As expected by the fact that iron overload is a stimulus for hepcidin transcriptional up-regulation, hepatic hepcidin mRNA expression correlated positively with ferritin (Table 2; P = 0.006). In contrast, no associations were found between serum hepcidin and ferritin or between liver hepcidin mRNA and serum hepcidin (Table 2). Liver hepcidin mRNA and hepcidin mRNA/log ferritin ratio correlated negatively with γ-GT (P<0.03 and P<0.02, respectively; Table 2). Serum hepcidin and serum hepcidin/log ferritin ratio associated positively with hemoglobin (P = 0.002 and P = 0.01, respectively) and albumin (P<0.03 and P<0.05, respectively) and negatively with ALP (P = 0.02 for both). Neither serum hepcidin nor liver hepcidin mRNA was significantly associated with inflammation grading or staging, though there was a tendency for increased serum hepcidin concentration in patients with severe fibrosis/cirrhosis compared to patients with none/mild/moderate fibrosis (P = 0.067; Table 3). In contrast, ferritin levels were significantly higher in moderate/severe inflammatory activity [162 (180) ng/ml] compared to minimal/mild activity [107 (114); P = 0.007] (Table 3).
Table 3. Correlations between liver histology, hepcidin and ferritin in all patients.
Parameters | Liver hepcidin mRNA | P | Serum hepcidin (ng/ml) | P | Ferritin (ng/ml) | P |
---|---|---|---|---|---|---|
Inflammation | 0.716 | 0.176 | 0.007 | |||
Minimal/mild | 0.745 (1.05) | 40.6 (115.6) | 107 (114) | |||
Moderate/severe | 0.727 (1.45) | 13.5 (60.4) | 162 (180) | |||
Fibrosis | 0.495 | 0.067 | 0.847 | |||
None/mild/moderate | 0.744 (1.23) | 25.6 (97.6) | 120 (141) | |||
Severe/cirrhosis | 0.839 (1.31) | 56.2 (120.6) | 106 (106) |
Values are expressed as the median and IQR.
That low serum hepcidin is a true characteristic of patients with PBC/PSC and AIH was confirmed by multivariate analysis.
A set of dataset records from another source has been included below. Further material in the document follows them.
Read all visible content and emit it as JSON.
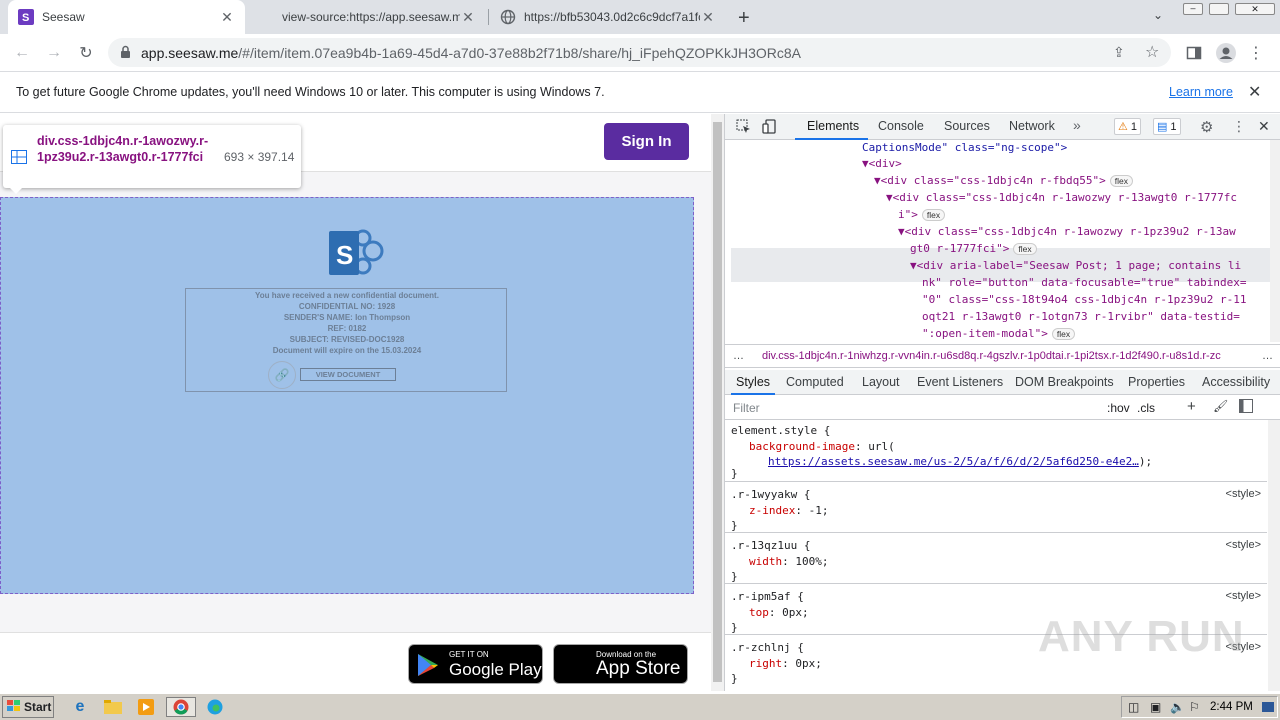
{
  "tabs": [
    {
      "title": "Seesaw",
      "active": true
    },
    {
      "title": "view-source:https://app.seesaw.me",
      "active": false
    },
    {
      "title": "https://bfb53043.0d2c6c9dcf7a1fc",
      "active": false
    }
  ],
  "toolbar": {
    "url_host": "app.seesaw.me",
    "url_path": "/#/item/item.07ea9b4b-1a69-45d4-a7d0-37e88b2f71b8/share/hj_iFpehQZOPKkJH3ORc8A"
  },
  "infobar": {
    "message": "To get future Google Chrome updates, you'll need Windows 10 or later. This computer is using Windows 7.",
    "learn_more": "Learn more"
  },
  "page": {
    "signin_label": "Sign In",
    "tooltip_selector": "div.css-1dbjc4n.r-1awozwy.r-1pz39u2.r-13awgt0.r-1777fci",
    "tooltip_size": "693 × 397.14",
    "doc_lines": [
      "You have received a new confidential document.",
      "CONFIDENTIAL NO: 1928",
      "SENDER'S NAME: Ion Thompson",
      "REF: 0182",
      "SUBJECT: REVISED-DOC1928",
      "Document will expire on the 15.03.2024"
    ],
    "view_document": "VIEW DOCUMENT",
    "google_play_small": "GET IT ON",
    "google_play_big": "Google Play",
    "app_store_small": "Download on the",
    "app_store_big": "App Store"
  },
  "devtools": {
    "tabs": [
      "Elements",
      "Console",
      "Sources",
      "Network"
    ],
    "warnings": "1",
    "messages": "1",
    "dom_lines": [
      {
        "indent": 0,
        "text": "CaptionsMode\" class=\"ng-scope\">"
      },
      {
        "indent": 1,
        "text": "▼<div>"
      },
      {
        "indent": 2,
        "text": "▼<div class=\"css-1dbjc4n r-fbdq55\">"
      },
      {
        "indent": 3,
        "text": "▼<div class=\"css-1dbjc4n r-1awozwy r-13awgt0 r-1777fc"
      },
      {
        "indent": 4,
        "text": "i\">"
      },
      {
        "indent": 4,
        "text": "▼<div class=\"css-1dbjc4n r-1awozwy r-1pz39u2 r-13aw"
      },
      {
        "indent": 5,
        "text": "gt0 r-1777fci\">"
      },
      {
        "indent": 5,
        "text": "▼<div aria-label=\"Seesaw Post; 1 page; contains li"
      },
      {
        "indent": 6,
        "text": "nk\" role=\"button\" data-focusable=\"true\" tabindex="
      },
      {
        "indent": 6,
        "text": "\"0\" class=\"css-18t94o4 css-1dbjc4n r-1pz39u2 r-11"
      },
      {
        "indent": 6,
        "text": "oqt21 r-13awgt0 r-1otgn73 r-1rvibr\" data-testid="
      },
      {
        "indent": 6,
        "text": "\":open-item-modal\">"
      }
    ],
    "flex_badge": "flex",
    "breadcrumb": "div.css-1dbjc4n.r-1niwhzg.r-vvn4in.r-u6sd8q.r-4gszlv.r-1p0dtai.r-1pi2tsx.r-1d2f490.r-u8s1d.r-zc",
    "styles_tabs": [
      "Styles",
      "Computed",
      "Layout",
      "Event Listeners",
      "DOM Breakpoints",
      "Properties",
      "Accessibility"
    ],
    "filter_placeholder": "Filter",
    "hov": ":hov",
    "cls": ".cls",
    "rules": [
      {
        "selector": "element.style {",
        "prop": "background-image",
        "value": "url(",
        "link": "https://assets.seesaw.me/us-2/5/a/f/6/d/2/5af6d250-e4e2…",
        "tail": ");",
        "source": ""
      },
      {
        "selector": ".r-1wyyakw {",
        "prop": "z-index",
        "value": "-1;",
        "source": "<style>"
      },
      {
        "selector": ".r-13qz1uu {",
        "prop": "width",
        "value": "100%;",
        "source": "<style>"
      },
      {
        "selector": ".r-ipm5af {",
        "prop": "top",
        "value": "0px;",
        "source": "<style>"
      },
      {
        "selector": ".r-zchlnj {",
        "prop": "right",
        "value": "0px;",
        "source": "<style>"
      }
    ]
  },
  "taskbar": {
    "start": "Start",
    "clock": "2:44 PM"
  },
  "watermark": "ANY RUN"
}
More specifically, predictor factors for serum hepcidin levels were assessed through a stepwise linear regression model in the total group of the patients (n = 126). In this model, serum hepcidin was the dependent variable, while the presence of AIH or PBC/PSC along with factors found to be significant in the univariate analysis (age, gender, hemoglobin, albumin, ALP levels and fibrosis stage) were included as independent variables. Ferritin levels were also included in order to assess their impact as a confounding factor. By using this analysis (Table 4), the type of liver disease (AIH or PBC/PSC) was revealed as the strongest predictor factor of serum hepcidin levels (P = 0.02). The remaining variables found predictive on univariate analysis added no further improvement in prediction.
Table 4. Predictors of serum hepcidin levels, considering presence of AIH or PBC/PSC as a comprehensive binary (present versus absent) covariate.
β-coefficient | P | |
---|---|---|
Age | -0.119 | 0.181 |
Gender | -0.114 | 0.203 |
Hemoglobin | 0.081 | 0.362 |
Albumin | 0.138 | 0.120 |
ALP | -0.173 | 0.055 |
Fibrosis stage | 0.116 | 0.195 |
Ferritin levels | -0.067 | 0.451 |
Presence of AIH or PBC/PSC | -15.211 | 0.020 |
In the subgroup of patients with AIH or PBC/PSC (n = 50), liver hepcidin mRNA was significantly lower in females [0.43 (1.1)] compared to males [1.29 (0.98); p = 0.036] and associated positively with ferritin levels (P = 0.035). The analysis in patients with AIH (n = 16) also showed that females are characterized by decreased hepatic hepcidin mRNA expression [0.3 (0.44) versus 1.56 (0.87); P = 0.004] and, in the same group, serum hepcidin levels associated positively with INR (P = 0.003). In the patients with PBC/PSC (n = 34), liver hepcidin mRNA correlated positively with ferritin levels (P = 0.022). Regarding the fibrosis stage, serum hepcidin levels and serum hepcidin/log ferritin ratio were significantly increased in patients with severe fibrosis/cirrhosis compared to patients with none/mild/moderate fibrosis either in the combined group of AIH and PBC/PSC patients [16.6 (19.1) versus 8.4 (7.2); P = 0.017 and 9.7 (11.8) versus 4 (3.8); P = 0.018, respectively] or in AIH patients separately [12.9 (71.8) versus 8.3 (5.2); P = 0.027 and 6.2 (41.05) versus 3.4 (2.19); P = 0.038, respectively], while no association was revealed in PBC/PSC patients.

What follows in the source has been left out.